Le Brésil ordonne des avertissements de type tabac sur toutes les publicités de paris : « Parier vous fait perdre de l'argent »

Le Brésil ordonne des avertissements de type tabac sur toutes les publicités de paris : « Parier vous fait perdre de l'argent »

Points clés à retenir

Un modèle d'étiquette de cigarette pour les publicités sur les jeux d'argent et de hasard

Le ministre des Finances, Dario Durigan, a annoncé ce paquet jeudi, avec la publication de deux ordonnances au Journal officiel vendredi et une date limite de mise en conformité fixée au 17 juillet. La pièce maîtresse exige que chaque publicité d'un opérateur agréé porte l'un des trois avertissements au nom du ministère des Finances, sur le modèle des étiquettes longtemps obligatoires pour les cigarettes, l'alcool et les médicaments : « parier vous fait perdre de l'argent », « parier peut provoquer une dépendance » ou « parier n'est pas un investissement ».

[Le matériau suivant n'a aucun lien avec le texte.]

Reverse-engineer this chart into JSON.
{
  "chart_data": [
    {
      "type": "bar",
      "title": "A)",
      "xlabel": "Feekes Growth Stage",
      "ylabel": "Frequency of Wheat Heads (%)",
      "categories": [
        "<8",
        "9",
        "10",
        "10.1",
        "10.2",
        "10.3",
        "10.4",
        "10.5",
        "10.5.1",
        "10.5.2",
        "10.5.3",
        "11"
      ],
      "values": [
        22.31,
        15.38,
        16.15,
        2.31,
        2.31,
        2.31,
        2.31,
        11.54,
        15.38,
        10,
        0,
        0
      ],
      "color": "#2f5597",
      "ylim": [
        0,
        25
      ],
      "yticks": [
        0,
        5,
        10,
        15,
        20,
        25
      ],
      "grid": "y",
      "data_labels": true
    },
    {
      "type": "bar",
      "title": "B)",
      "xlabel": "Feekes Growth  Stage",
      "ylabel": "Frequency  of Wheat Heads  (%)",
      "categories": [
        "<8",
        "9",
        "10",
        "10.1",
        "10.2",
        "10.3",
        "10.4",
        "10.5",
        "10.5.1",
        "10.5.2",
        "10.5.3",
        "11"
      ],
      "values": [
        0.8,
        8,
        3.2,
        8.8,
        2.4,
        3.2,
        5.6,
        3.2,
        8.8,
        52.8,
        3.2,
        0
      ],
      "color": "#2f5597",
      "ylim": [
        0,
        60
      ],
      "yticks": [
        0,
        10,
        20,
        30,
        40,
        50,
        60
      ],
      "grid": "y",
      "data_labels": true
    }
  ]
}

Il est interdit aux opérateurs de créer un sentiment d’urgence pour parier, de présenter les paris comme des investissements ou une solution financière pour les familles, et de présenter les gains ou l’historique des prix comme des appâts. « Rien sur l'affichage des gains comme un leurre, rien sur la vente des paris comme de l'argent facile, comme un investissement ou comme une solution financière pour les familles », a déclaré Durigan, selon l'Agência Brasil.

Une disposition particulière cible l’écosystème des médias sportifs : les commentateurs, experts et narrateurs ne peuvent pas user de leur autorité pour orienter le public vers des paris. Les déclarations portant « un vernis de soutien technique » qui orientent un consommateur vers un pari spécifique sont interdites, a déclaré Durigan – une restriction qui a gagné en visibilité lors des retransmissions de la Coupe du monde, où le volume de promotion des paris intégré aux transmissions a suscité des critiques publiques. Le ministre a également promis une tolérance zéro pour la publicité destinée aux enfants ou aux adolescents.

Une deuxième ordonnance, prise conjointement avec le ministère de la Justice, resserre la vis aux opérateurs non agréés. Il est interdit aux médias, aux agences de publicité et aux influenceurs de diffuser toute promotion pour une plateforme non autorisée à fonctionner au Brésil – Durigan a qualifié la position du gouvernement à l'égard des opérateurs illégaux de « tolérance zéro ». Depuis l'entrée en vigueur de la réglementation, les autorités ont supprimé 56 000 sites de paris illégaux et environ 1 000 profils d'influenceurs, et environ un million de parieurs ont été placés en auto-exclusion obligatoire pour non-respect des exigences légales. Les opérateurs qui enfreignent les règles en matière de publicité s'exposent à des amendes pouvant aller jusqu'à 20 % de leurs revenus, à une suspension pouvant aller jusqu'à 180 jours et, en cas de récidive grave, à la révocation de leur licence d'exploitation sur le marché brésilien.

Ces derniers mois, le Brésil est passé du blocage des sites de paris illégaux au gel et à la saisie des fonds bancaires derrière eux en vertu d'un décret de juin, tandis que la police fédérale a effectué des descentes dans les réseaux de paris de blanchiment de crypto-monnaie liés au marché illégal. Le gouvernement a également interdit les plateformes de prédiction de marché sans licence telles que Kalshi et Polymarket, les classant comme des paris illégaux plutôt que comme des instruments financiers. Les nouvelles règles publicitaires étendent cette pression des opérateurs eux-mêmes aux médias, aux agences et aux influenceurs qui assurent leur promotion – resserrant ainsi le périmètre autour d'un marché que le Brésil n'a légalisé qu'en janvier 2025, et ce au moment le plus important du sport.